In defense of "bailout"

No, don’t get the wrong idea from the headline. We haven’t suddenly swooned to the siren song of intervention. Rather it’s the word itself that has come under attack, and today I rise to its defense.

At the end of every year, Lake Superior State University in Michigan issues a list of cliches it would just as soon see banished from the English language. Every year it gets a bit of media coverage; it’s an OK “water-cooler” story at a time the news cycle runs in low gear. The cliche that seemed to be mentioned the most in this year’s stories was “bailout.”

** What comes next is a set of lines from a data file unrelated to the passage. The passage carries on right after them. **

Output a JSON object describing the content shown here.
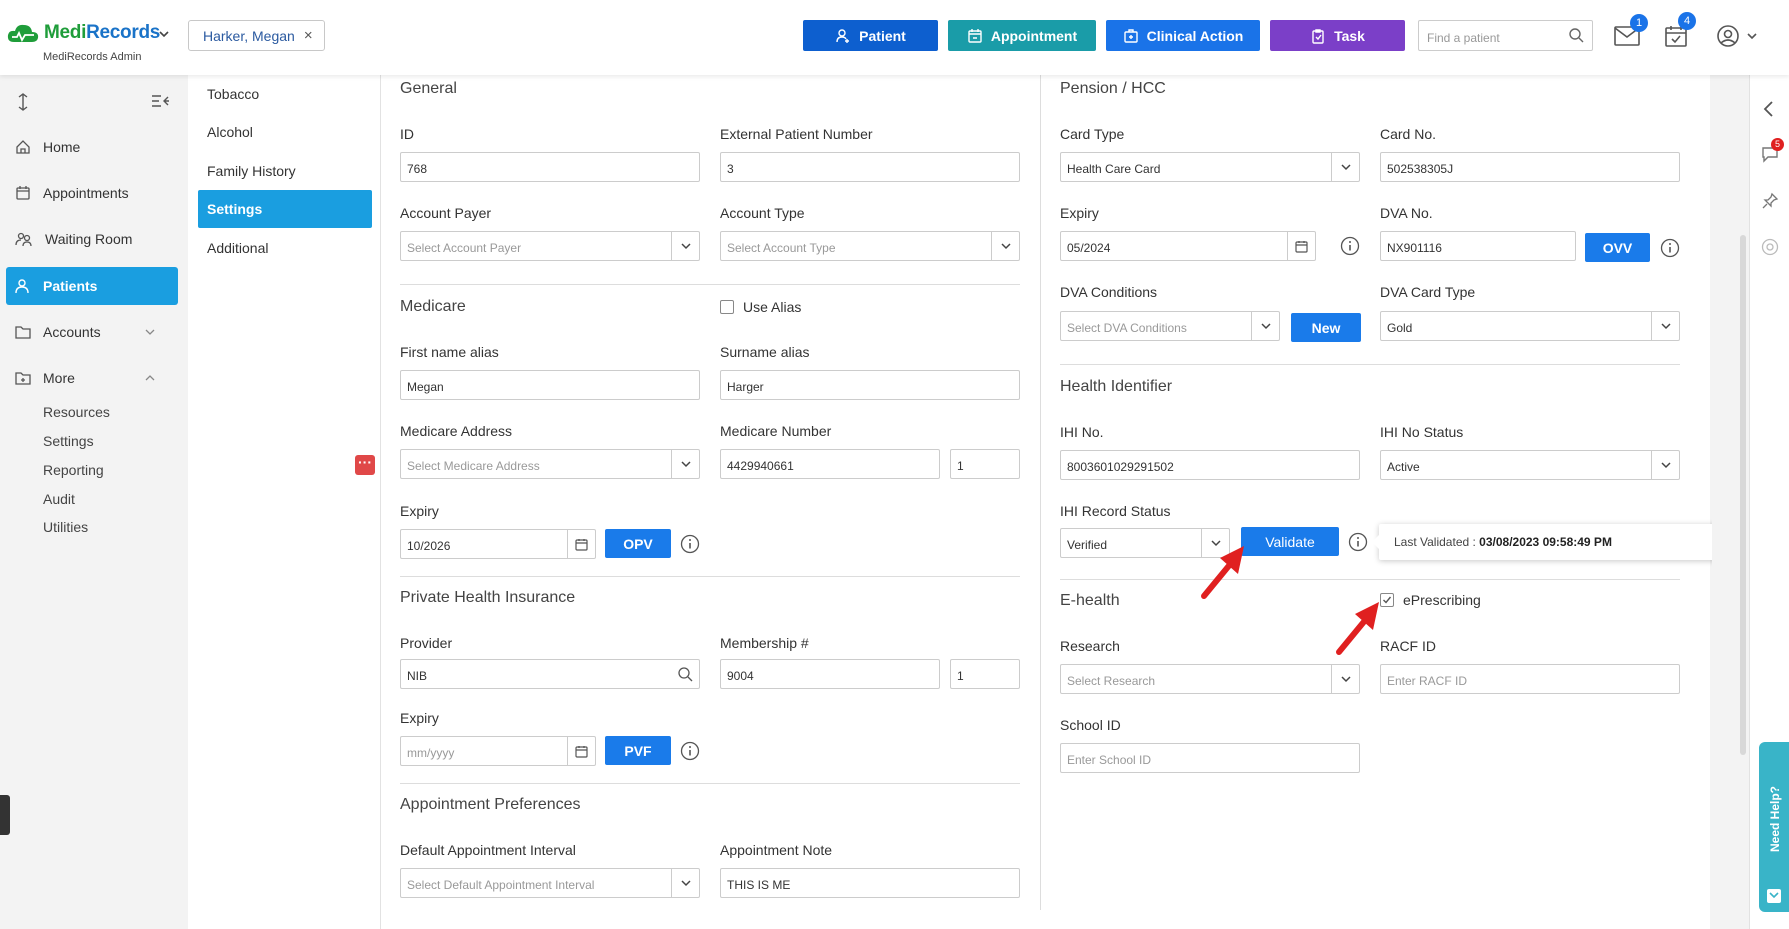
{
  "header": {
    "logo": {
      "medi": "Medi",
      "records": "Records",
      "sub": "MediRecords Admin"
    },
    "patient_chip": "Harker, Megan",
    "buttons": [
      {
        "label": "Patient",
        "color": "#0d5fcf"
      },
      {
        "label": "Appointment",
        "color": "#1a9ca8"
      },
      {
        "label": "Clinical Action",
        "color": "#1a73e8"
      },
      {
        "label": "Task",
        "color": "#7b3fc8"
      }
    ],
    "search_placeholder": "Find a patient",
    "mail_badge": "1",
    "task_badge": "4"
  },
  "sidebar": {
    "items": [
      {
        "label": "Home",
        "icon": "home-icon"
      },
      {
        "label": "Appointments",
        "icon": "calendar-icon"
      },
      {
        "label": "Waiting Room",
        "icon": "users-icon"
      },
      {
        "label": "Patients",
        "icon": "user-icon"
      },
      {
        "label": "Accounts",
        "icon": "folder-icon"
      },
      {
        "label": "More",
        "icon": "folder-plus-icon"
      }
    ],
    "subitems": [
      "Resources",
      "Settings",
      "Reporting",
      "Audit",
      "Utilities"
    ]
  },
  "subnav": [
    "Tobacco",
    "Alcohol",
    "Family History",
    "Settings",
    "Additional"
  ],
  "left": {
    "general": "General",
    "id_label": "ID",
    "id_value": "768",
    "ext_label": "External Patient Number",
    "ext_value": "3",
    "payer_label": "Account Payer",
    "payer_ph": "Select Account Payer",
    "type_label": "Account Type",
    "type_ph": "Select Account Type",
    "medicare": "Medicare",
    "use_alias": "Use Alias",
    "fname_label": "First name alias",
    "fname_value": "Megan",
    "sname_label": "Surname alias",
    "sname_value": "Harger",
    "maddr_label": "Medicare Address",
    "maddr_ph": "Select Medicare Address",
    "mnum_label": "Medicare Number",
    "mnum_value": "4429940661",
    "mnum_irn": "1",
    "mexp_label": "Expiry",
    "mexp_value": "10/2026",
    "opv": "OPV",
    "phi": "Private Health Insurance",
    "provider_label": "Provider",
    "provider_value": "NIB",
    "member_label": "Membership #",
    "member_value": "9004",
    "member_sub": "1",
    "pexp_label": "Expiry",
    "pexp_ph": "mm/yyyy",
    "pvf": "PVF",
    "appt_pref": "Appointment Preferences",
    "interval_label": "Default Appointment Interval",
    "interval_ph": "Select Default Appointment Interval",
    "note_label": "Appointment Note",
    "note_value": "THIS IS ME"
  },
  "right": {
    "pension": "Pension / HCC",
    "ctype_label": "Card Type",
    "ctype_value": "Health Care Card",
    "cno_label": "Card No.",
    "cno_value": "502538305J",
    "exp_label": "Expiry",
    "exp_value": "05/2024",
    "dva_label": "DVA No.",
    "dva_value": "NX901116",
    "ovv": "OVV",
    "dvac_label": "DVA Conditions",
    "dvac_ph": "Select DVA Conditions",
    "new": "New",
    "dvat_label": "DVA Card Type",
    "dvat_value": "Gold",
    "hi": "Health Identifier",
    "ihi_label": "IHI No.",
    "ihi_value": "8003601029291502",
    "ihis_label": "IHI No Status",
    "ihis_value": "Active",
    "ihir_label": "IHI Record Status",
    "ihir_value": "Verified",
    "validate": "Validate",
    "tooltip_label": "Last Validated : ",
    "tooltip_value": "03/08/2023 09:58:49 PM",
    "ehealth": "E-health",
    "eprescribing": "ePrescribing",
    "research_label": "Research",
    "research_ph": "Select Research",
    "racf_label": "RACF ID",
    "racf_ph": "Enter RACF ID",
    "school_label": "School ID",
    "school_ph": "Enter School ID"
  },
  "rightbar": {
    "chat_badge": "5",
    "help": "Need Help?"
  }
}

When I first heard this on the radio, I scratched my head: Yes, it’s hard to avoid running into the word these days. But what makes it overused, or trite, or any of the other standards of your garden-variety cliche? Well, let’s examine the rationale of the folks who submitted the word for consideration:

“Use of emergency funds to remove toxic assets from banks’ balance sheets is not a bailout. When your cousin calls you from jail in the middle of the night, he wants a bailout.” Ben Green, State College, Penn.

And in its stead you would propose… what exactly?

“Is it a loan? Is it a purchase of assets by the government? Is it a gift made by the taxpayers?” Dave Gill, Traverse City, Mich.

I suppose it can be any one of those things. It’s convenient shorthand for any grant of taxpayer money to private entities.

“Now it seems as though every sector of the economy wants a bailout. Unfortunately, ordinary workers can’t qualify.” Tony, McLeansville, NC.

“Don’t we love how Capitol Hill will bailout Wall Street, but not Main Street”? Derrick Chamberlain, Midland, Mich.

Valid observations, both, but what makes it a cliche worthy of banishment from common usage?

In short, every argument the university presents on its website falls flat, or is irrelevant.

There’s an additional beauty about “bailout.” Establishment media have adopted it wholesale despite the preference of the money-shuffling class for the more benign-sounding “rescue.”

As G. Edward Griffin titled one of his chapters in The Creature from Jekyll Island, “The name of the game is bailout.”

It’s a good word. Let’s not retire it in the interest of a university’s annual publicity stunt, no matter how worthwhile it might be in the main.